「辛苦知夏了。」傅北時要求道,「雖然知秋在書信中寫了知夏心悅於我,但我想聽知夏親口說與我聽。」
陣痛稍稍緩解了些,年知夏舒展了眉眼,道:「北時哥哥,我心悅於你。」
「知夏,我亦心悅於你。」傅北時自責地道,「我愚鈍得無可救藥,我假使早些向知夏告白,知夏便不必想方設法地離開我了。」
年知夏抱住了傅北時:「我害怕孩子們被你與鎮國侯夫人視作怪物,我又不想見你迎娶衛將軍,我才離開的。北時哥哥不必自責,我才是愚鈍得無可救藥之人,我從未心悅過傅大公子,我欺騙了北時哥哥,對不住。」
「愚鈍得無可救藥之人分明是我。」傅北時本想告知年知夏兄長已不在了,但年知夏臨產在即,還是待年知夏誕下孩子們再提罷。
「北時哥哥。」年知夏並不與傅北時爭辯,喚了一聲後,又問道,「北時哥哥記得夏至罷?」
傅北時腦中靈光一現:「知夏便是夏至?」
見年知夏頷首,他恍然大悟地道:「情到濃處,知夏確實與夏至一般愛撒嬌,但知夏的模樣與夏至大相逕庭。」
「我便是夏至,認祖歸宗後,由於我是『知』字輩,才改名為『知夏』。我……」年知夏頓了頓,「我之所以會懷上北時哥哥的骨肉,是因為我被那袁大官人餵下了生子藥。」
「換言之,一十又二的知夏如若未能從袁大官人手中逃脫,便得為袁大官人生兒育女?」話音未及落地,傅北時便覺得後怕了。
他曾見過袁大官人的屍體,袁大官人垂垂老矣,年過七旬,心口與腦袋生著三個血窟窿,死不瞑目。
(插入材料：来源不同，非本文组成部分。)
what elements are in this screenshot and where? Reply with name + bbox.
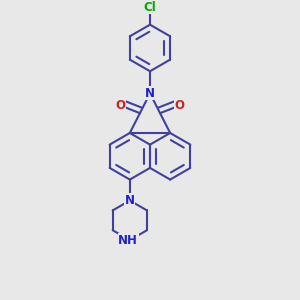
Text: N: N <box>125 194 135 207</box>
Text: N: N <box>125 234 135 247</box>
Text: NH: NH <box>118 234 138 247</box>
Text: N: N <box>145 87 155 100</box>
Text: Cl: Cl <box>144 1 156 14</box>
Text: O: O <box>115 99 125 112</box>
Text: O: O <box>175 99 185 112</box>
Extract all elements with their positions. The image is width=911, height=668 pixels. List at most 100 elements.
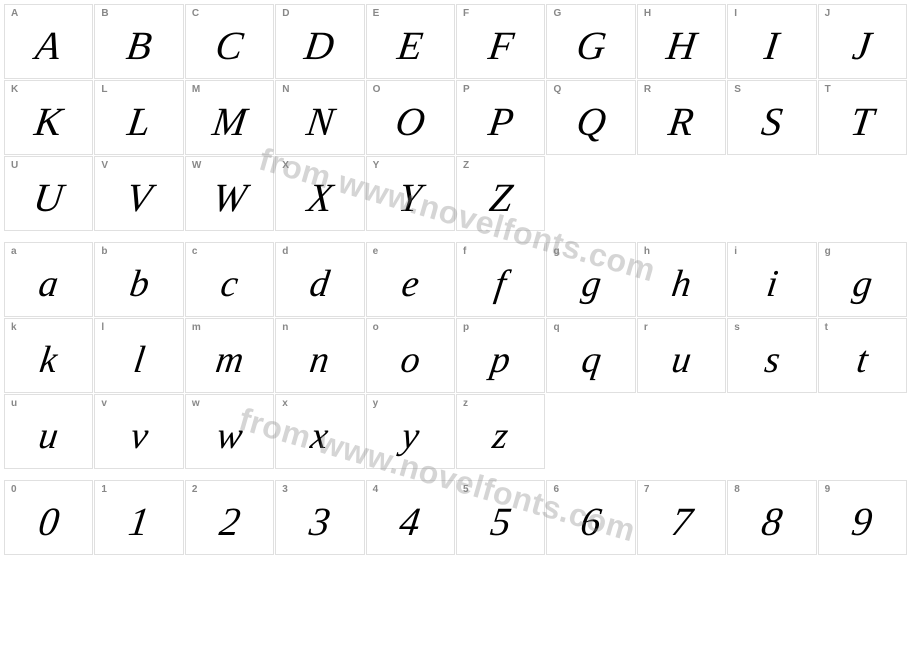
cell-p: pp — [456, 318, 545, 393]
cell-label: v — [101, 398, 107, 409]
cell-x: xx — [275, 394, 364, 469]
cell-J: JJ — [818, 4, 907, 79]
cell-A: AA — [4, 4, 93, 79]
glyph: v — [128, 417, 150, 455]
glyph: z — [491, 417, 511, 455]
glyph: S — [759, 102, 785, 142]
glyph: C — [213, 26, 245, 66]
cell-R: RR — [637, 80, 726, 155]
cell-label: p — [463, 322, 469, 333]
cell-k: kk — [4, 318, 93, 393]
glyph: a — [37, 265, 61, 303]
cell-g: gg — [546, 242, 635, 317]
cell-U: UU — [4, 156, 93, 231]
cell-label: 6 — [553, 484, 559, 495]
glyph: i — [764, 265, 780, 303]
cell-label: q — [553, 322, 559, 333]
cell-9: 99 — [818, 480, 907, 555]
cell-label: P — [463, 84, 470, 95]
glyph: 9 — [850, 502, 876, 542]
glyph: Z — [487, 178, 515, 218]
glyph: s — [762, 341, 782, 379]
row-lower-1: aa bb cc dd ee ff gg hh ii gg — [4, 242, 907, 317]
cell-8: 88 — [727, 480, 816, 555]
cell-label: 4 — [373, 484, 379, 495]
cell-label: 3 — [282, 484, 288, 495]
cell-empty — [818, 156, 907, 231]
cell-m: mm — [185, 318, 274, 393]
cell-v: vv — [94, 394, 183, 469]
cell-label: k — [11, 322, 17, 333]
glyph: x — [309, 417, 331, 455]
cell-label: x — [282, 398, 288, 409]
cell-empty — [818, 394, 907, 469]
cell-W: WW — [185, 156, 274, 231]
glyph: k — [38, 341, 60, 379]
cell-F: FF — [456, 4, 545, 79]
cell-N: NN — [275, 80, 364, 155]
glyph: m — [213, 341, 246, 379]
row-gap — [4, 232, 907, 242]
glyph: D — [303, 26, 338, 66]
glyph: q — [579, 341, 603, 379]
glyph: K — [33, 102, 65, 142]
cell-label: W — [192, 160, 201, 171]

當年,他曾縱馬天下,途徑湘洲之際,由於當地縣令與爹爹乃是舊相識,遂上門拜訪,正巧縣令準備著手處理喜好孩童的袁大官人,他便主動請纓,單槍匹馬地衝進了袁大官人的宅子。
他將袁大官人養著的那些助紂為虐的家丁傷的傷,殺的殺,方要去尋袁大官人,卻是見到了小小的夏至,並將夏至帶走了。
他絕想不到自己會在四年之後對夏至動心。
小小的夏至已長大了,甚至懷上了他的骨肉,且即將臨盆了。
他不斷親吻著年知夏的眉眼:「幸而……幸而袁大官人死了。」
年知夏坦白地道:「袁大官人是我殺的第一個人。」
傅北時記得年知夏曾說過其在逃荒之時殺過一個人,是以,年知夏已殺了兩個人了。
他歉然地道:「都怪我未能保護好知夏,害得知夏手染血腥。」
所幸北時哥哥並不嫌棄我殺過兩個人。
年知夏鬆了口氣,失笑道:「北時哥哥傻乎乎的,我殺袁大官人是在遇見北時哥哥之前,北時哥哥如何保護得了我?」
傅北時感慨地道:「我若能早些遇見知夏該多好?」
陣痛再度發作了,為了轉移注意力,為了讓傅北時更為心疼自己,年知夏故意繪聲繪色地將自己在袁大官人處的遭遇同傅北時說了。
傅北時心疼難當:「知夏,從今往後,我定會護你周全。」
「北時哥哥……」年知夏將自己的十指嵌入了傅北時的指縫,幾乎疼得要昏死過去了。
傅北時提心弔膽地道:「知夏,你定要撐住,產婆快來了。」
年知夏喜歡傅北時這副神情,反過來安慰道:「我取走了北時哥哥的貞操,定會負起責任來,不會出事的。」
傅北時柔聲道:「你不止取走了我的貞操,教我情竇初開之人亦是你。」
年知夏雙目灼灼地望著傅北時道:「北時哥哥的意思是除了我之外,不曾有人碰觸過你?」
傅北時鄭重其事地道:「嗯,我整個人僅為知夏所有。」